Winner of Michael Hill International Violin Competition announced

Feng Ning of China is the winner of the third Michael Hill International Violin Competition. This evening, in a near capacity Auckland Town Hall, 24 year old Feng Ning and the two other finalists (Yvonne Lam of the Unites States, and Bartosz Woroch of Poland) each performed a Violin Concerto (Brahms, Shostakovich and Sibelius, respectively), accompanied by the Auckland Philharmonia conducted by American maestro Christopher Wilkins.

Feng Ning was elated as he received his prize from Michael and Christine Hill and congratulations from Prime Minister Helen Clark. First prize includes NZ$40,000, a CD recording contract for worldwide distribution, a winner’s tour of New Zealand in 2006 under the management of the Auckland Philharmonia, and a Rado Superjubilé watch.

Second Prize went to 24 year old Yvonne Lam; Third Prize to 20 year old Bartosz Woroch. The Merit Award, for the best performance of David Farquhar’s composition earth, air, water, a piece specially commissioned for the competition, was won by Andrew Wan of Canada. Honourable Awards were won by Andrew Wan (Fourth Prize), Liana Gourdjia of Russia (Fifth Prize), and Wen-Lei Gu of China (Sixth Prize). Yvonne Lam was also awarded the use of the Riccardo Bergonzi violin for the next two years.

The 2005 competition jury, chaired by Dr Robin Congreve, was internationally representative and included: Pierre Amoyal (France), Justine Cormack (New Zealand), Dong-Suk Kang (Korea), Paul Kantor (USA), Mark Kaplan (USA), Dene Olding (Australia), and Krzysztof Wegrzyn (Poland/Germany).

Winner of Michael Hill International Violin Competition announced

Juror Paul Kantor, himself a great violinist and currently Distinguished Professor of Violin at the Curtis Institute of Music, said: “All of the judges felt that the competition was a wonderful demonstration of artistry, accomplishment and devotion to the musicians’ chosen art. Of all the gifted musicians we have seen over the past week, Feng Ning was clearly a standout, and I think he has every possibility of having a very successful and important career.”

Feng Ning communicated musically and expressively in a way that was very compelling, not just to the judges and the audience, but to his 17 fellow competitors who gave him a standing ovation following his performance tonight.

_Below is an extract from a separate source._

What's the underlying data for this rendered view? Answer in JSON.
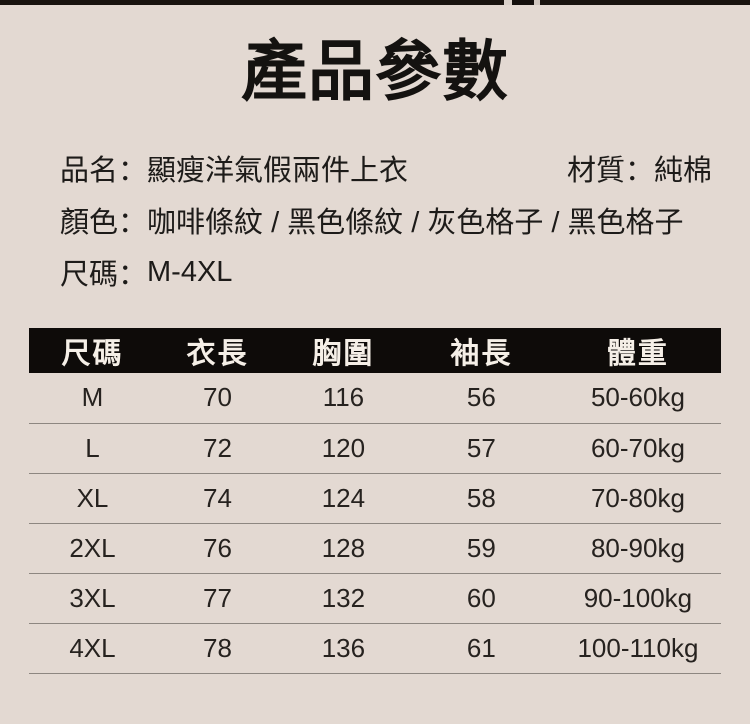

Leading up to the finals has been an intense week of competition for the 18 semi-finalists, all of whom were flown to Auckland for the finals tonight. From a field of nearly 100 applicants representing 27 different countries, 18 violinists were selected to compete in the first two solo and piano-accompanied rounds of the semi-finals, held in Queenstown from Saturday 4 to Monday 6 June. At the completion of these rounds, the jury selected the top six violinists to go through to Round III of the competition, a chamber music round held in Auckland on Wednesday 8 and Thursday 9 June. Each of the six violinists was required to perform a Trio with Ashley Brown (cello) and Sarah Watkins (piano) of the New Zealand Trio. From this round, the jury chose the three finalists.

The fourth Michael Hill International Violin Competition is scheduled to begin at Queen’s Birthday weekend, 2007.